I once described hell as the  dark bottom of a grain silo with nothing else in it but me. This church was also silo-shaped, a cylinder several stories high, but it wasn’t dark. This church was bathed with golden light so thick you could drink it. The walls were tiled with icons all the way to the top. I got a good look at them because I was floating. Of course I was. All of us, even frumpy women who don’t even look graceful when we walk, occasionally  dream we’re able to fly. I was flying with no control over the direction I was going, swirling like a beetle caught upside-down in an eddy in a turbulent stream, never stopping in front of an icon long enough to do anything but pray “Help,” and then I was set down on the other side of the church by a side door, and could walk again.

The next room was a barn for animals.

Straight ahead of me was some kind of incubator with chicks and ducklings of every breed imaginable kept warm and safe under the lights; to the right of me was a pen full of plump white creatures that could have been sheep or pigs. My attention was distracted by the pen to the left. This pen held large, arrogant llamas and alpacas that looked ready to spit, and along with them were stalls full of unusually large billy goats with sharp horns.

An oblivious-looking family was walking among the pens on the goat side of the barn. I watched helplessly as a mother picked up her small child, and put him down inside the pen before that murderous-looking goat.

I woke up sad, even though it had been a beautiful dream.

People ask me why I stay Catholic instead of going somewhere else, as if my spiritual journey is a matter of worshiping in one church, reading one translation of the Bible and saying one formula of prayers instead of another.  I don’t see it that way.

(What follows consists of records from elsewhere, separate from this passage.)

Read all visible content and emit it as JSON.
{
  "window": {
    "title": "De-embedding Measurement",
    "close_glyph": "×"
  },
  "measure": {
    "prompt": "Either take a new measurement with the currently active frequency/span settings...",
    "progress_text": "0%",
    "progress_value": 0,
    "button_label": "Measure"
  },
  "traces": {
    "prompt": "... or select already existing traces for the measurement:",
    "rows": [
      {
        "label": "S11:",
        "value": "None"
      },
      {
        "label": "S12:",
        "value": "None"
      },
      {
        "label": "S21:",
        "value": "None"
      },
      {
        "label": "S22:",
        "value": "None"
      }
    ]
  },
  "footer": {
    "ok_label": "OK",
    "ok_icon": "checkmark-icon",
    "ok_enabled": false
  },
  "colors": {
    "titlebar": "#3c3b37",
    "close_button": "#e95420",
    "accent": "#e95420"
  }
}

To be what I am and on the journey that I am undertaking, is to see a Pearl of Great Price at a distance, and give up what you were doing to go looking for it. You don’t go looking with a good understanding of what it is because people don’t understand anything;  you usually go with selfish and silly motives, because people in general have selfish and silly motives. Perhaps you start your journey because it looks so beautiful and you’d like to take a tour. Next thing you know, you’re in it, and it doesn’t look the way you thought. It looks like everyday life, because the Pearl is everywhere present and filling all things, saturating all of Creation. Creation is beautiful, bountiful, mysterious, commonplace, alternately flooding and dry, and you find the Pearl in all of these things. Sometimes you find boring, aesthetically offensive churches and wonder if you’re in the right place. Sometimes you find people who insist the Church is an auditorium or a hospital for sinners, and they’re not wrong unless they think that that definition exhausts what the Church is. Once in awhile you reach that place where the Holy Ghost lifts the veil and shows you light thick as water, more beautiful than you can ever imagine, and then you fly.

Often enough you’re faced with the most evil things– not infiltrators from outside the Church as you’d expected, but right in here with you. Right here in the Church, here in the fold with the sheep, you will find the most arrogant people, the most violent people, the predators and abusers that people keep naively allowing to mind the children. That is real, it’s sickening, it turns the whole dream into a nightmare. I can’t stress enough that that is a real part of the Church. I have not been sexually abused by priests. But I have been spiritually abused by priests and religious in a number of different Catholic settings, and the pain is so terrible I often wish there were such a thing, for me, as being outside the Church. I am sure that for a huge number of people, that pain is a thousand times worse.

But as for me, I don’t see a way out of the Church.

I see my faith as my journey to find the Pearl– searching for her everywhere and finding her everywhere, rarely in the way I expected. Searching for Him and finding that He was with me all along. That journey is with me wherever I go. I suspect it covers the whole universe.

Another word for “universal” is “Catholic.”